Вообще, работа вся скашивалась: ожидая команды на снятие и при многих сотнях уже лежащих раненых, нельзя было оперировать, а только перевязывать. Шли начинать отбор для эвакуации. Но как делить? Даже в неподвижном госпитале не было верных средств борьбы с гангреной, а в тяжёлом пути?
Раненым старались прежде времени не объявлять, но они сами почувствовали необычность обхода, забезпокоились. Каждый, кто в сознании и малом движении, просился ехать. Потому ли что вместе лежали и на виду было, все ощущали как нечестность: остаться отдыхать, когда земляки воюют.
Санитар доложил, что какой-то полковник шибко добивается врачей.
– Валерьян Акимыч, сх'oдите?
Федонин быстро пошёл к выходу. На треугольную площадь уже стягивались пустые подводы, почти забив её всю. На каменном крыльце, раскрыв планшетку с картой, допрашивал раненного ходячего унтера запалённый помятый полковник с надорванным кителем на приподнятом плече. Порывисто повернулся к Федонину:
– Вы врач? Здравствуйте. Полковник Воротынцев, из Ставки. – Как побыстрей, пожал руку. – Скажите, есть у вас свежие раненые с передовых позиций и в сознании? Разрешите расспросить их? Офицеры?
Кажется, и врачи не засиживались, но темп этого полковника, плотного, а очень подвижного, сильно превосходил. Федонин поддался ему, быстро вспоминал:
– Есть. Ночные. И утренние. Есть подпоручик из 13-го корпуса. Был изрядно контужен, но отошёл, сейчас в полном сознании.

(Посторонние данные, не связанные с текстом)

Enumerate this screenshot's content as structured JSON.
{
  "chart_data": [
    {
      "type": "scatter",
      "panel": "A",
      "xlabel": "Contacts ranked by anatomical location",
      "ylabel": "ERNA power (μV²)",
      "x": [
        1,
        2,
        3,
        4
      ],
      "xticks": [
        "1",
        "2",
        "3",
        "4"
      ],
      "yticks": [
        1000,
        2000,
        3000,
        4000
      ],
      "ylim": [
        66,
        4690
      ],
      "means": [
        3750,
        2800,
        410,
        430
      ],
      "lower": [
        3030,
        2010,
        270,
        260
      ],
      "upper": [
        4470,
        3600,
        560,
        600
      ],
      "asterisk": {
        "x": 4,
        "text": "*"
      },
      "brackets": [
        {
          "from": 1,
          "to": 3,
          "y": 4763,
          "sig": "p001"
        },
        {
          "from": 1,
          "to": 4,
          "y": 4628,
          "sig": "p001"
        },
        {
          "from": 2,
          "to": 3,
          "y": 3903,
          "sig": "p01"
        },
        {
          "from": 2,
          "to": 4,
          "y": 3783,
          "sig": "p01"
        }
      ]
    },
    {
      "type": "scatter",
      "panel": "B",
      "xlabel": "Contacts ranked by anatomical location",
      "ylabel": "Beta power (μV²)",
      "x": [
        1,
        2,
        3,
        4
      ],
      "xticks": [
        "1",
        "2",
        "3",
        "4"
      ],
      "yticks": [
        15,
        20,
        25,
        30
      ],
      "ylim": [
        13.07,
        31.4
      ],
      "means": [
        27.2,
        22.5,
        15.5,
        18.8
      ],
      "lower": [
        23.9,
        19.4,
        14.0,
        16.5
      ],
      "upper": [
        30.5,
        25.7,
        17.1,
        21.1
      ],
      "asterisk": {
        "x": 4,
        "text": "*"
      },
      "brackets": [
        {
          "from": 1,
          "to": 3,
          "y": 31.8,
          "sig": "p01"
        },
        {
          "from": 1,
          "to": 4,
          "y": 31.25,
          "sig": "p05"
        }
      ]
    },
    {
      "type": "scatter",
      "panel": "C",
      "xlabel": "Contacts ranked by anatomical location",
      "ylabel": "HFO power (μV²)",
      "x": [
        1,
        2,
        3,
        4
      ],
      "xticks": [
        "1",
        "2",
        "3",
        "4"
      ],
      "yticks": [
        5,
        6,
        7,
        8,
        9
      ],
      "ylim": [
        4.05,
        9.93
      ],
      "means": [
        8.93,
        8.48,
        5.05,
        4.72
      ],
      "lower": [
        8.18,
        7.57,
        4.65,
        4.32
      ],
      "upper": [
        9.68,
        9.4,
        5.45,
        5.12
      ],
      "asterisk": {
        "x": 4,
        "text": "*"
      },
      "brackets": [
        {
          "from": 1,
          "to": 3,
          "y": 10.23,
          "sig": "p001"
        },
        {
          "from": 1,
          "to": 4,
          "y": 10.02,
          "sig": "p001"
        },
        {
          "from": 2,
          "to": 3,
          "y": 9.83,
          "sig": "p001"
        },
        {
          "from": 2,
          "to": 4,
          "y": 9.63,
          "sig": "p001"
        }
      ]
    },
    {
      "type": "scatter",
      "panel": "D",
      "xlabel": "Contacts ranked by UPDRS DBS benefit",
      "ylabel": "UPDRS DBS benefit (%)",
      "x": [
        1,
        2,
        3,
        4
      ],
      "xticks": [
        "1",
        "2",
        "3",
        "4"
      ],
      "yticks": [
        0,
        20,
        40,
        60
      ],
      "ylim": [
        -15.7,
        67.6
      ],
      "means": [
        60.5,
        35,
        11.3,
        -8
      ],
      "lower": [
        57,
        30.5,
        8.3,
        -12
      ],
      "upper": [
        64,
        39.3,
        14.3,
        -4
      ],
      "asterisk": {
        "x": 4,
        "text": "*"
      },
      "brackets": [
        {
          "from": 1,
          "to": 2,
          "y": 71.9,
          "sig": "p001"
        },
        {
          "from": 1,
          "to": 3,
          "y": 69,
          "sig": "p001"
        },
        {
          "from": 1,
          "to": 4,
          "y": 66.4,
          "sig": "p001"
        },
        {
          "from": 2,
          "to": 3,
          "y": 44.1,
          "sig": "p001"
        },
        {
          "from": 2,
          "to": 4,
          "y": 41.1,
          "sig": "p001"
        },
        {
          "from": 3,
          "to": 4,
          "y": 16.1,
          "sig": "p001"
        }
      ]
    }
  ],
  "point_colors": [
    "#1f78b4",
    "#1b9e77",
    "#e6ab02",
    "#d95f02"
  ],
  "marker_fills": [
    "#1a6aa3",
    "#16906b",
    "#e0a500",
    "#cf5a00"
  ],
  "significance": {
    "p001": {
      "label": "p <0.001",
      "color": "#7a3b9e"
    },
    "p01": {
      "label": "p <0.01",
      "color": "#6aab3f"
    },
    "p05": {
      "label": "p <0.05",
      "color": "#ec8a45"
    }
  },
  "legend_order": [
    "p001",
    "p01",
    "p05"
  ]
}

– Из 13-го?? Интересно! – удивился, насторожился, ещё убыстрился полковник. И уже сам вёл Федонина за локоть сильной рукой. – Вы же – 15-го, откуда 13-го?
Лестницей, коридором, через две палаты – идти им было немного, и Федонин тоже заспешил:
– Скажите, что будет с городом?
Полковник метнул ясным взглядом на Федонина, только сейчас рассмотрел его не как дателя справок, покосился вправо, влево, и – тихо:
– Если удастся построить оборону – ещё подержимся.
–
Полковник только губами тпрукнул.
– Тут с западной стороны…
Но уже входили в палату – и полковника, со всей его готовностью, как ударило, откинуло, он омрачился, сморщился – на рубеже сгущённого запаха лекарств, крови и гноя.
В первой палате, у самого прохода, батюшка напутствовал отходившего, епитрахилью накрыв его лицо.
– Верую, Господи, и исповедую… – который, который, который раз за эти дни произносил он глуховато, заученным распевом, а как будто всвеже, не соскучась.